The world, including countries with major stakes in Afghanistan, has come to terms with the return of the Taliban to power. Now the Taliban must come to terms with the world. However, both internal and external pressures are likely to make that exceedingly difficult.
The Taliban is not as cohesive a force as it appeared to be during the war against the Americans and the Kabul government. What kept its various factions together was the common objective of throwing out the foreigners and ousting their ‘puppet’ regime. Now that the goal has been reached, the fissures are expected to surface.
The principal split is between the more moderate, Doha-based external leadership of the Taliban that negotiated the American withdrawal and the hardline commanders in Afghanistan and their ideological allies.
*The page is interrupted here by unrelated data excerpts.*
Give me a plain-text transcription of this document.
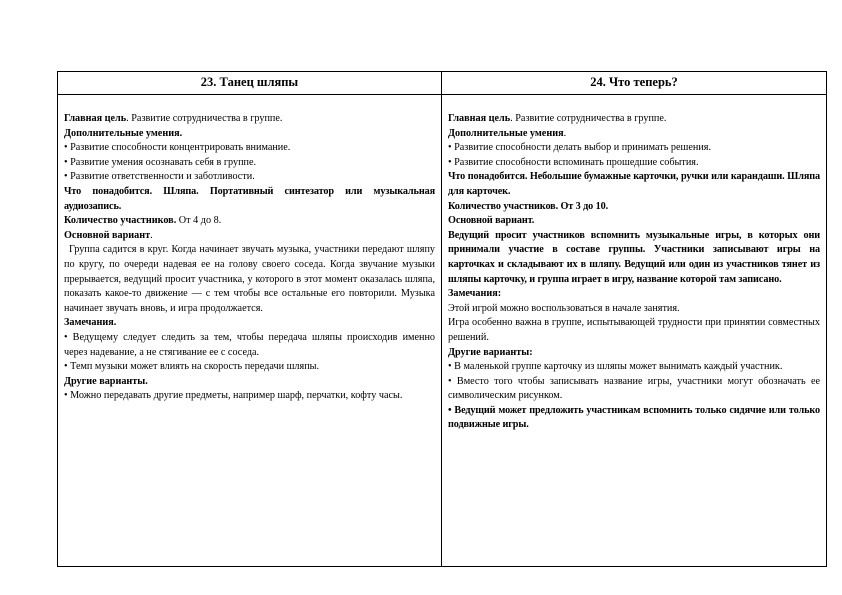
23. Танец шляпы

Главная цель. Развитие сотрудничества в группе.

Дополнительные умения.

• Развитие способности концентрировать внимание.

• Развитие умения осознавать себя в группе.

• Развитие ответственности и заботливости.

Что понадобится. Шляпа. Портативный синтезатор или музыкальная аудиозапись.

Количество участников. От 4 до 8.

Основной вариант.

Группа садится в круг. Когда начинает звучать музыка, участники передают шляпу по кругу, по очереди надевая ее на голову своего соседа. Когда звучание музыки прерывается, ведущий просит участника, у которого в этот момент оказалась шляпа, показать какое-то движение — с тем чтобы все остальные его повторили. Музыка начинает звучать вновь, и игра продолжается.

Замечания.

• Ведущему следует следить за тем, чтобы передача шляпы происходив именно через надевание, а не стягивание ее с соседа.

• Темп музыки может влиять на скорость передачи шляпы.

Другие варианты.

• Можно передавать другие предметы, например шарф, перчатки, кофту часы.

24. Что теперь?

Главная цель. Развитие сотрудничества в группе.

Дополнительные умения.

• Развитие способности делать выбор и принимать решения.

• Развитие способности вспоминать прошедшие события.

Что понадобится. Небольшие бумажные карточки, ручки или карандаши. Шляпа для карточек.

Количество участников. От 3 до 10.

Основной вариант.

Ведущий просит участников вспомнить музыкальные игры, в которых они принимали участие в составе группы. Участники записывают игры на карточках и складывают их в шляпу. Ведущий или один из участников тянет из шляпы карточку, и группа играет в игру, название которой там записано.

Замечания:

Этой игрой можно воспользоваться в начале занятия.

Игра особенно важна в группе, испытывающей трудности при принятии совместных решений.

Другие варианты:

• В маленькой группе карточку из шляпы может вынимать каждый участник.

• Вместо того чтобы записывать название игры, участники могут обозначать ее символическим рисунком.

• Ведущий может предложить участникам вспомнить только сидячие или только подвижные игры.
The membership of the interim government denotes that the hardliners, the Kandahari faction, have won out over the Doha group.
The leader of the Doha faction, Mullah Abdul Ghani Baradar, who was the chief negotiator with the US and tipped to head the government, has been relegated to the number two position. The government includes Sirajuddin Haqqani, the leader of the Haqqani Network supported by Pakistan’s Inter-Services Intelligence agency. The network has been designated a terrorist organisation by the United States and the United Nations.
The constitution of this hardline interim government is expected to have significant implications for Kabul’s foreign policy as well.